Some good questions were asked during the lecture. I’d like to say a little bit more about two of them. Around the 39:30 mark, one listener asks whether an inference of causation might require a higher level of significance (such as p < 0.01) in the presence of a confounder. The answer I gave was correct but I could have explained it a bit better. I should have reminded him of the earlier example of the walking study (from about 23:00 to 23:20). The association between walking and reduced mortality was very strong and would probably have passed the test he suggested. Nevertheless, the association would be completely spurious if, say, the people in the intense-walking group were 10 years younger than the casual walkers. In that case the association would be completely explained by the age difference. So a low p-value, in the presence of a confounder, does not give us any guarantees about causality.

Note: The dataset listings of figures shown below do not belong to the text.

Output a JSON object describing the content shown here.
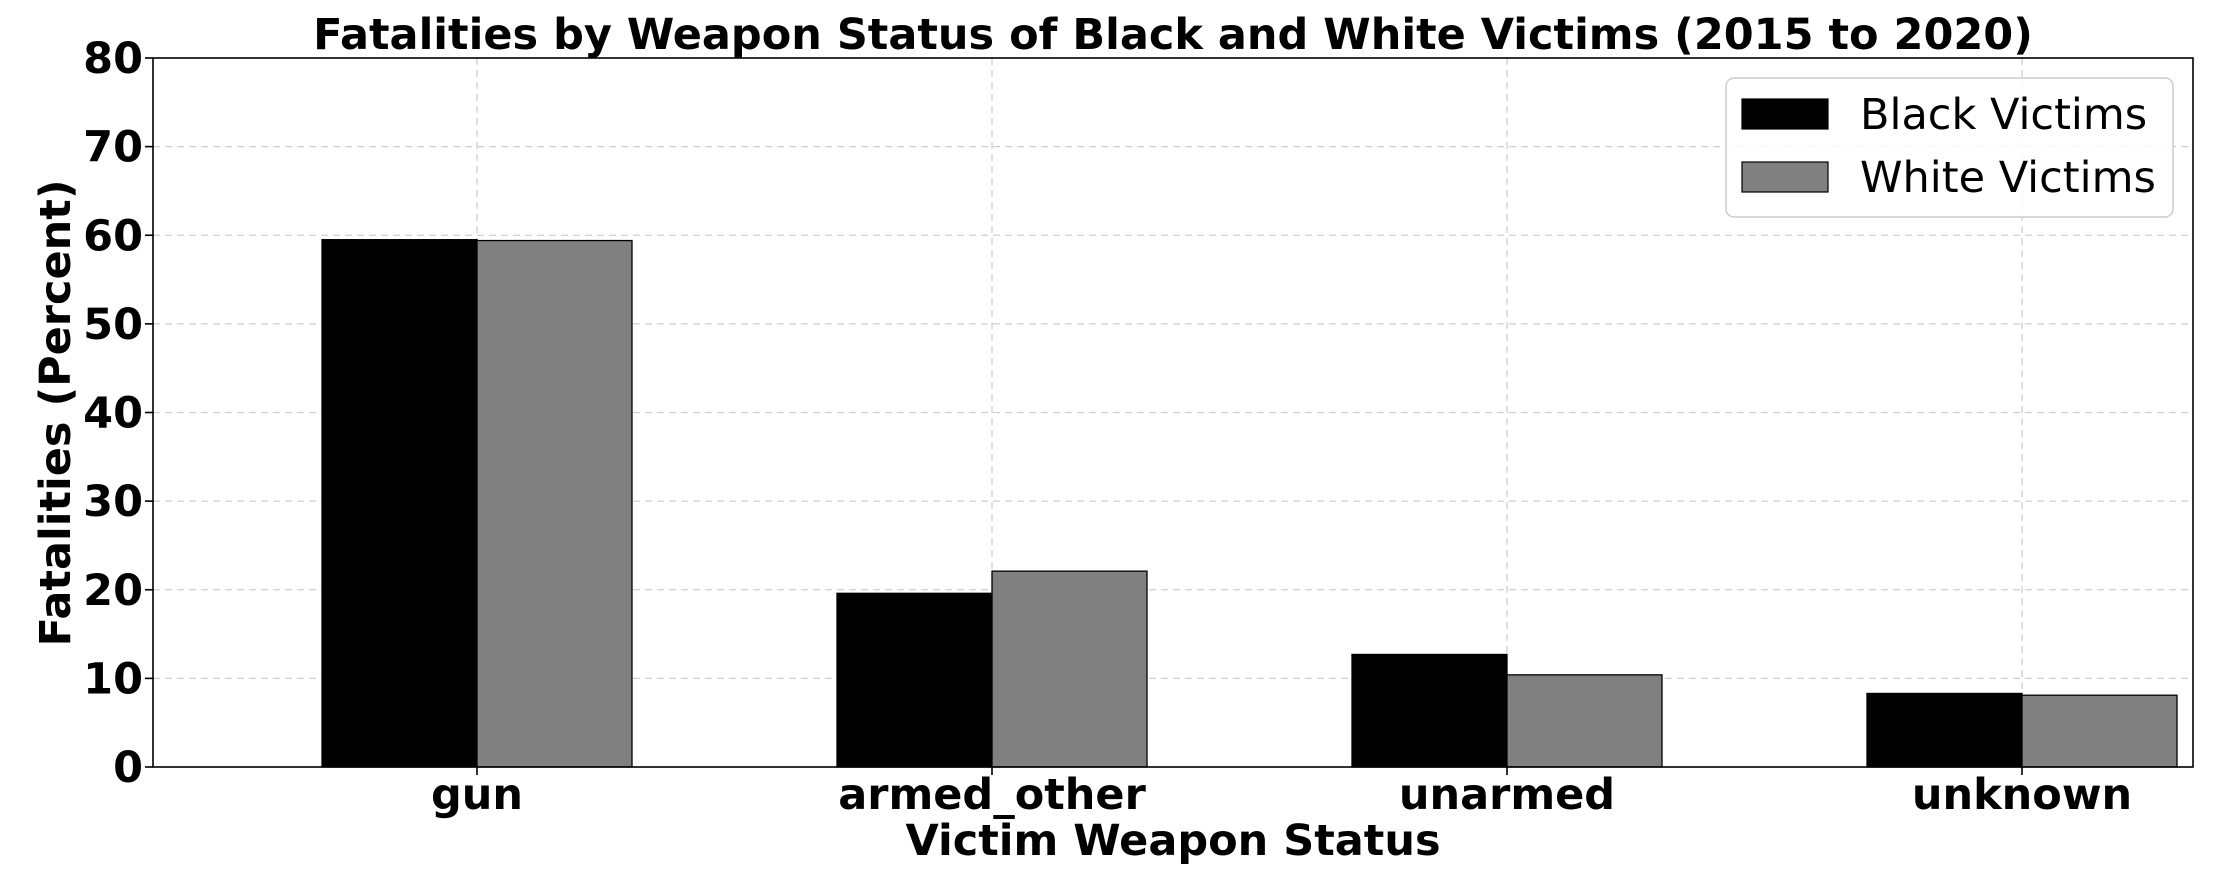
{
  "chart_data": {
    "type": "bar",
    "title": "Fatalities by Weapon Status of Black and White Victims (2015 to 2020)",
    "xlabel": "Victim Weapon Status",
    "ylabel": "Fatalities (Percent)",
    "categories": [
      "gun",
      "armed_other",
      "unarmed",
      "unknown"
    ],
    "series": [
      {
        "name": "Black Victims",
        "color": "#000000",
        "values": [
          59.5,
          19.6,
          12.7,
          8.3
        ]
      },
      {
        "name": "White Victims",
        "color": "#808080",
        "values": [
          59.4,
          22.1,
          10.4,
          8.1
        ]
      }
    ],
    "ylim": [
      0,
      80
    ],
    "yticks": [
      "0",
      "10",
      "20",
      "30",
      "40",
      "50",
      "60",
      "70",
      "80"
    ],
    "grid": true,
    "legend_position": "top-right"
  }
}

Secondly, one listener said something that I unfortunately talked over, and it’s hard to make out what he said. At 52:30, he suggested that one way a researcher could present a causal finding would be this: “Either you believe that smoking causes lung cancer, or there exists a confounding factor. Given our experience, we do not believe there is such a confounder.” I like this way of putting it because it puts the responsibility on a skeptic: if you don’t believe in this result, you have to say what specifically is wrong about our causal diagram. Perhaps we have omitted a confounder, or assumed two variables do not have a direct causal relation when in fact they do. In this way, we direct the discussion precisely where it should be directed: What do we know about the web of causes and effects, what is it reasonable to assume, and what do we not know yet? If we disagree about some aspect of the diagram, how sensitive are the results to our choice?

Not all of the lecture is quite this serious and academic! Keep an eye out for cute puppy pictures at 14:39 and a cute bunny picture at 50:13!